Finding and Resolving Problems at Scale by Ben Maurer of Facebook
- Fail fast.
- Queuing amplifies slowness. Good queuing handles a burst of load where bad queuing leaves you in a state where there is always a queue. In a controlled queue the queue always becomes empty. He mentioned something about Adaptive LIFO and a product they have with it but I can’t seem to find information on that.
- Cap the number of concurrent requests going to your system.
- Examine the tcp_abort_on_overflow option. If the service is overloaded, retries won’t help.
- Seek out problems, don’t wait for monitoring. There are things you don’t know you don’t know. Try to catch issues before problems are big.
- The TCP stack is a rich source of metrics. Resets, retransmits, open sockets, etc.
- Metric grouping is important. Time, location, type, etc.
- Visualization is important for readability. Recommended Cubism.js by Square. Many questions raised by the audience about readability of that tool.
- During an incident, communication is critical. IRC is nice because it has a log. Allows engineers joining in to read the history and catch up on the problem. Having an incident manager on call, who know how to organize and foster communication, is nice. Someone needs to think about the big picture and not just the details.
- Have incident reviews to learn from incidents. DERP, Detection, Escalation, Remediation, Prevention. Was your monitoring good? where the right people involved? how did you fix it and could you automate? it will happen again so how can it be safer?
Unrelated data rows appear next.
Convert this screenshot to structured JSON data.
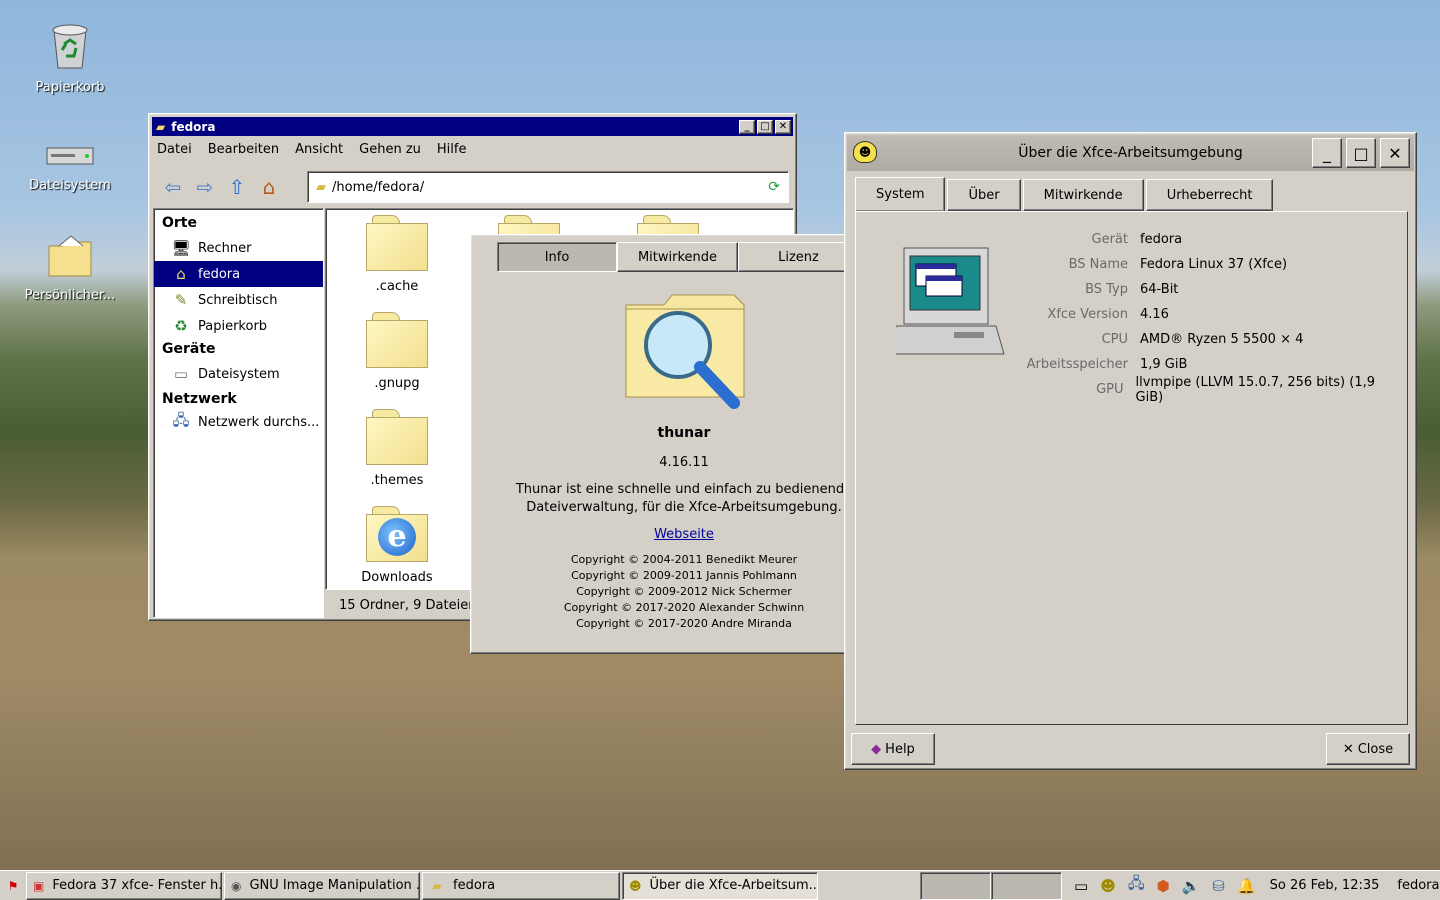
{
  "desktop": {
    "icons": [
      {
        "label": "Papierkorb"
      },
      {
        "label": "Dateisystem"
      },
      {
        "label": "Persönlicher..."
      }
    ]
  },
  "thunar": {
    "title": "fedora",
    "menu": [
      "Datei",
      "Bearbeiten",
      "Ansicht",
      "Gehen zu",
      "Hilfe"
    ],
    "location": "/home/fedora/",
    "sidebar": {
      "sections": [
        {
          "heading": "Orte",
          "items": [
            "Rechner",
            "fedora",
            "Schreibtisch",
            "Papierkorb"
          ]
        },
        {
          "heading": "Geräte",
          "items": [
            "Dateisystem"
          ]
        },
        {
          "heading": "Netzwerk",
          "items": [
            "Netzwerk durchs..."
          ]
        }
      ],
      "selected": "fedora"
    },
    "files": [
      ".cache",
      ".gnupg",
      ".themes",
      "Downloads"
    ],
    "status": "15 Ordner, 9 Dateien."
  },
  "thunar_about": {
    "tabs": [
      "Info",
      "Mitwirkende",
      "Lizenz"
    ],
    "active_tab": "Info",
    "close_symbol": "✕",
    "app_name": "thunar",
    "version": "4.16.11",
    "description_line1": "Thunar ist eine schnelle und einfach zu bedienende",
    "description_line2": "Dateiverwaltung, für die Xfce-Arbeitsumgebung.",
    "website": "Webseite",
    "copyrights": [
      "Copyright © 2004-2011 Benedikt Meurer",
      "Copyright © 2009-2011 Jannis Pohlmann",
      "Copyright © 2009-2012 Nick Schermer",
      "Copyright © 2017-2020 Alexander Schwinn",
      "Copyright © 2017-2020 Andre Miranda"
    ]
  },
  "xfce_about": {
    "title": "Über die Xfce-Arbeitsumgebung",
    "tabs": [
      "System",
      "Über",
      "Mitwirkende",
      "Urheberrecht"
    ],
    "active_tab": "System",
    "info": [
      {
        "key": "Gerät",
        "value": "fedora"
      },
      {
        "key": "BS Name",
        "value": "Fedora Linux 37 (Xfce)"
      },
      {
        "key": "BS Typ",
        "value": "64-Bit"
      },
      {
        "key": "Xfce Version",
        "value": "4.16"
      },
      {
        "key": "CPU",
        "value": "AMD® Ryzen 5 5500 × 4"
      },
      {
        "key": "Arbeitsspeicher",
        "value": "1,9 GiB"
      },
      {
        "key": "GPU",
        "value": "llvmpipe (LLVM 15.0.7, 256 bits) (1,9 GiB)"
      }
    ],
    "help_label": "Help",
    "close_label": "Close"
  },
  "taskbar": {
    "tasks": [
      "Fedora 37 xfce- Fenster h...",
      "GNU Image Manipulation ...",
      "fedora",
      "Über die Xfce-Arbeitsum..."
    ],
    "clock": "So 26 Feb, 12:35",
    "user": "fedora"
  },
  "colors": {
    "titlebar_active": "#000080",
    "window_face": "#d4d0c8",
    "selection": "#000080"
  }
}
Think bigger then your own team.
- You can learn a lot about SRE from attending incident reviews.
How Silicon Valley’s SREs Saved Healthcare.gov by Michael Dickerson
He didn’t want anyone to record or take pictures during the presentation, so I’m not going to say much about his talk. It was a very good and amusing talk.
- He discussed the importance of monitoring and communication.
- Mentioned a company named New Relic which provides automated cloud monitoring for common languages and frameworks.
- Do science until you find the problem.
- To say something, “should work like X,” then you need a clear model of the system in your mind. Pretty much all systems are too big for that.